Riders Collective für Fahrradbot:innen: „Die Branche ist kurz vor dem Zerbersten“

Das Riders Collective organisiert Fahrradbot:innen. Es ist ein einsamer Beruf.
Das Riders Collective organisiert Fahrradbot:innen. Es ist ein einsamer Beruf. Große Konzerne nutzen das aus. Foto: VP68/Pixabay
Im Riders Collective organisiert sich eine Branche zum Arbeitskampf, die sich kaum organisieren lässt: Fahrradbot:innen. Die meisten Arbeiter:innen sind nicht angestellt, viele machen den Job nur kurz. Riesige Konzerne nutzen das aus. Madelaine Engstler und Robert Walasinski suchen nach Wegen, etwas dagegen zu tun.

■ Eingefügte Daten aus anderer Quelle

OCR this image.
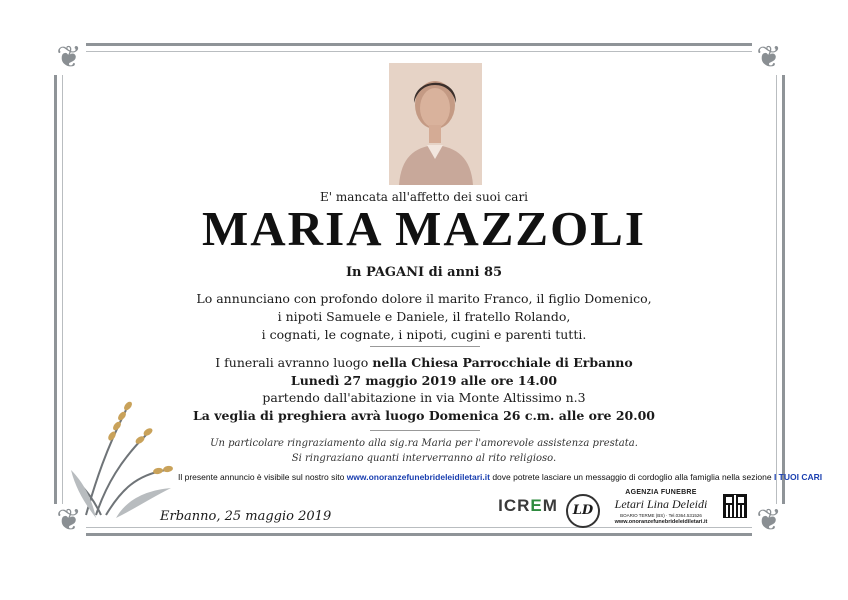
❦	❦
❦	❦
E' mancata all'affetto dei suoi cari
MARIA MAZZOLI
In PAGANI di anni 85
Lo annunciano con profondo dolore il marito Franco, il figlio Domenico,
i nipoti Samuele e Daniele, il fratello Rolando,
i cognati, le cognate, i nipoti, cugini e parenti tutti.
I funerali avranno luogo nella Chiesa Parrocchiale di Erbanno
Lunedì 27 maggio 2019 alle ore 14.00
partendo dall'abitazione in via Monte Altissimo n.3
La veglia di preghiera avrà luogo Domenica 26 c.m. alle ore 20.00
Un particolare ringraziamento alla sig.ra Maria per l'amorevole assistenza prestata.
Si ringraziano quanti interverranno al rito religioso.
Il presente annuncio è visibile sul nostro sito www.onoranzefunebrideleidiletari.it dove potrete lasciare un messaggio di cordoglio alla famiglia nella sezione I TUOI CARI
Erbanno, 25 maggio 2019
ICREM	LD
AGENZIA FUNEBRE
Letari Lina Deleidi
BOARIO TERME (BS) · Tel.0364.531526
www.onoranzefunebrideleidiletari.it
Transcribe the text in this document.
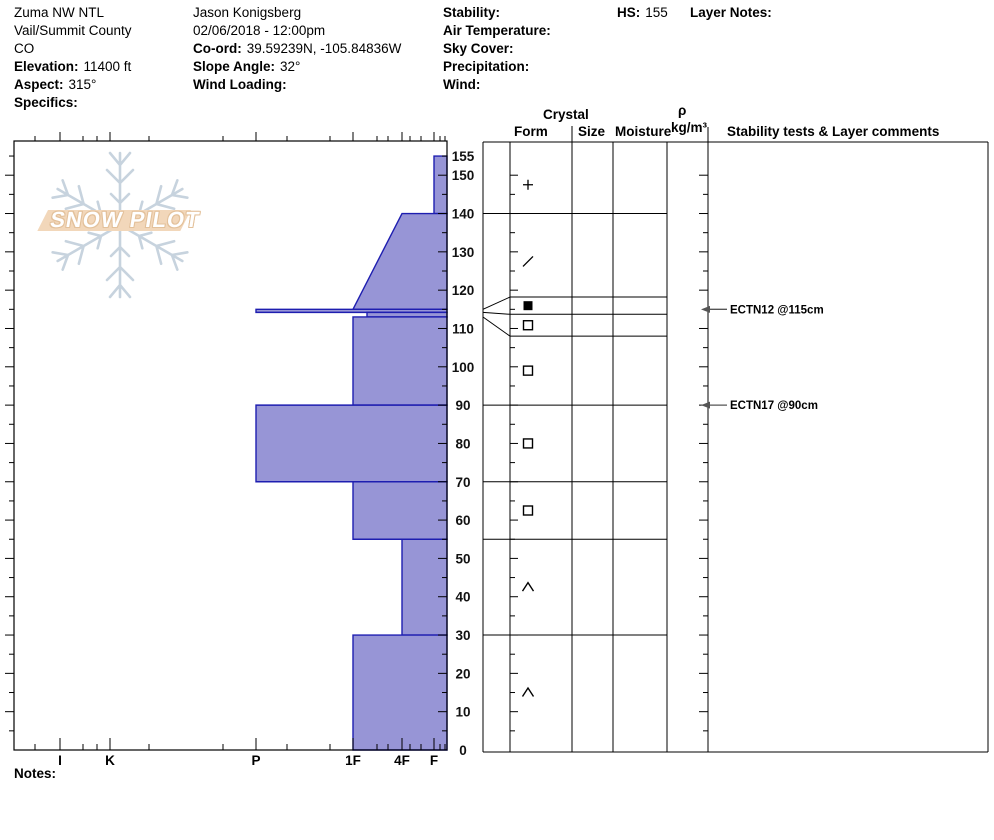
SNOW PILOT
155
150
140
130
120
110
100
90
80
70
60
50
40
30
20
10
0
I	K	P	1F 4F F
ECTN12 @115cm
ECTN17 @90cm
Zuma NW NTL
Vail/Summit County
CO
Elevation: 11400 ft
Aspect: 315°
Specifics:
Jason Konigsberg
02/06/2018 - 12:00pm
Co-ord: 39.59239N, -105.84836W
Slope Angle: 32°
Wind Loading:
Stability:
Air Temperature:
Sky Cover:
Precipitation:
Wind:
HS: 155 Layer Notes:
Crystal
Form Size Moisture
ρ
kg/m³ Stability tests & Layer comments
Notes:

MOMENT.at: Die Kollektivvertragsverhandlungen der Fahrradbot:innen laufen derzeit alles andere als rund. Es gab bereits Warnstreiks. Wie schätzt ihr die Stimmung in der Branche ein?

Robert Walasinski: Die Branche ist kurz vor dem Zerbersten. Sie hängt seit längerem hängt am seidenen Faden. Wir sind 2020 mit dem Kollektivvertrag in eine richtige Richtung gegangen und sind zu einer gemeinsamen Lösung gekommen, die für alle tragbar ist. Dadurch, dass sich große Unternehmen wie Foodora jetzt nicht an die Spielregeln halten, kommt jedes Unternehmen in die Bredouille, das versucht, seine Arbeitnehmer:innen so zu vergüten, dass man davon leben kann. Kleine Unternehmen können mit diesen Preisen für diese Dienstleistungen nicht mithalten. Wenn ich für jede Stunde garantieren muss, dass die Leute ein anständiges Gehalt bekommen, kann ich keine Gratis-Zustellung machen. Die Dumpingpreise der großen Unternehmen sind eigentlich unlauterer Wettbewerb. Hier sind die politischen Institutionen gefragt, aber es gibt von politischer Seite wenig bis gar kein Interesse daran. 

Es geht um die strukturelle Ausbeutung, vor allem der Freien Dienstnehmer:innen. 

MOMENT.at: Ihr seid beide selbst schon im Sattel gesessen. Wie habt ihr das erlebt? 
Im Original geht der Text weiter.